Donald Trump has called its work “phony.” His Acting Chief of Staff Mick Mulvaney warned that President Obama was “manipulating” its numbers. Economic adviser Larry Kudlow termed one of its reports “very fluky.”
Is it a House oversight committee? A Democratic think tank? No, it’s the gold standard of research and impartiality on US inflation, employment, and productivity: The US Bureau of Labor Statistics.
Now 70 percent of the bureau’s staff of 1,800 is likely to leave by 2022, according to a survey by the union that represents most of its workers. The reason: The administration plans to move the bureau’s current headquarters from Washington, near the Union Station transit hub, to an office complex in Suitland, Md.
Current and former government employees said they’re concerned the administration is seeking to drive out civil servants whose work could undermine the president’s agenda. These researchers are in a position to document, for example, a slowdown in manufacturing employment in part because of Trump’s tariffs.
Ninety percent of the bureau’s employees oppose the move because traffic and lack of transit options would add on average an hour to their daily commutes — in some cases, as much as two hours — even though the new office is only seven miles away and near a subway station. They also worry it will isolate them from Capitol Hill policy makers and that the new digs are too small to fit the staff.
The White House has said it is promoting efficiency by consolidating three agencies. The Bureau of Labor Statistics, or BLS, now part of the Labor Department, will join the Census Bureau and the Bureau of Economic Analysis in a single, lower-cost location. The Obama administration had also indicated an interest in consolidating these agencies, though it never happened.
Trump’s “phony” comment and the critical words of Mulvaney and Kudlow all referred to BLS jobs reports. During the Obama administration, Trump said they overstated the health of hiring.
“So far, the BLS has avoided politicization from the Trump Administration,” said Michael Havlin, an economist at the agency and union member. “But the economic data has been pretty positive the last three or four years — that might not be the case in a year or so.”
The Labor Department said the government had awarded a contract to conduct a six-month study on the move. The agency declined to answer further questions.
The BLS move joins a series of initiatives that would uproot federal bureaucracies from Washington. The Agriculture Department, for example, is moving the Economic Research Service, which produces widely watched reports on farming, to the Kansas City area.
In that case, only about 70 of roughly 250 workers are expected to stay with the service. That exodus raised similar questions about whether officials were seeking to gut an agency that had produced reports angering the administration — something the government denied.

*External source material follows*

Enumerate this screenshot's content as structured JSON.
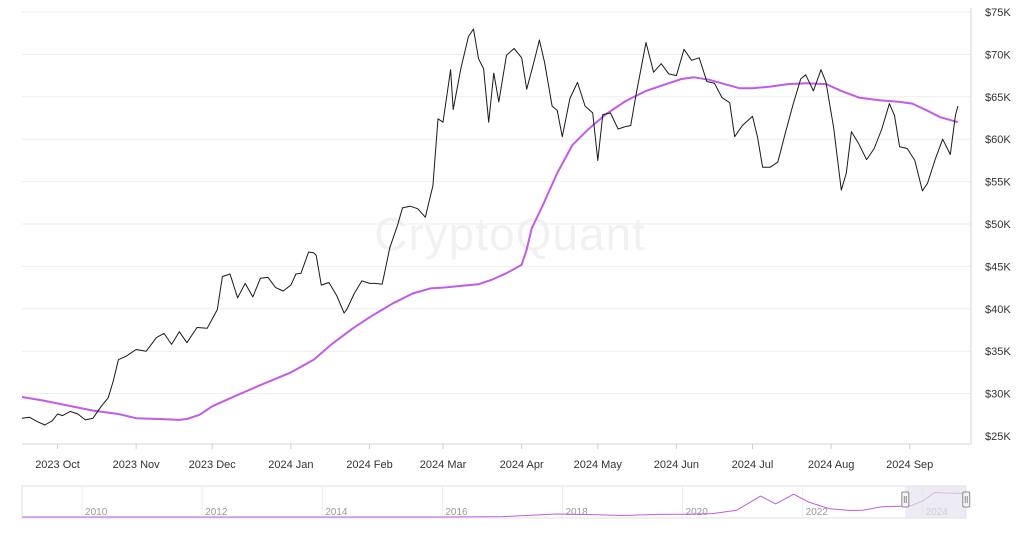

Also sparking concern about employee attrition, the Bureau of Land Management, responsible for 10 percent of the nation’s land and about one-third of its resources, is scattering staff positions from Washington across several locations in the western US. The bureau said the move is intended to reduce costs and bring employees closer to the lands it manages.
“It’s a reasonable thing for members of the civil service here to feel like the real motive is an attack on expertise, because we’re seeing that across the administration,” said Jeff Hauser, executive director of the Revolving Door Project, which examines executive branch appointments. “A lot of pressure is going on experts to conform their opinions to political appointees.”
Agency relocations under previous administrations have also caused headaches for workers. But attrition rates were much lower than those now being forecast.
The Bureau of Economic Analysis, the agency that releases the quarterly gross domestic product data among other reports, moved from Washington to the Maryland building under Obama. A quarter of the staff left.
The Bureau of Labor Statistics has a rich history. It dates to 1884, when it was established under the administration of President Chester Arthur. From the beginning, impartiality was a concern because of fear it would be beholden to the labor movement.
Its first commissioner said the bureau’s mandate was “the fearless publication of the facts.”
One of its early projects, especially relevant in the age of Trump: evaluating the economic impact of the 1890 tariffs supported by the future President William McKinley. Until then, there was no national index of wholesale or retail prices.
Today, Fed officials, investors and researchers seeking to understand the health of the world’s largest economy still depend on BLS data. The monthly jobs market report for September documented a 50-year-low unemployment rate but a slower pace of wage gains.
“The data are essential,” said Daniel Sichel, a Wellesley College economics professor who worked at the Federal Reserve and Treasury Department and has relied on the information for more than three decades.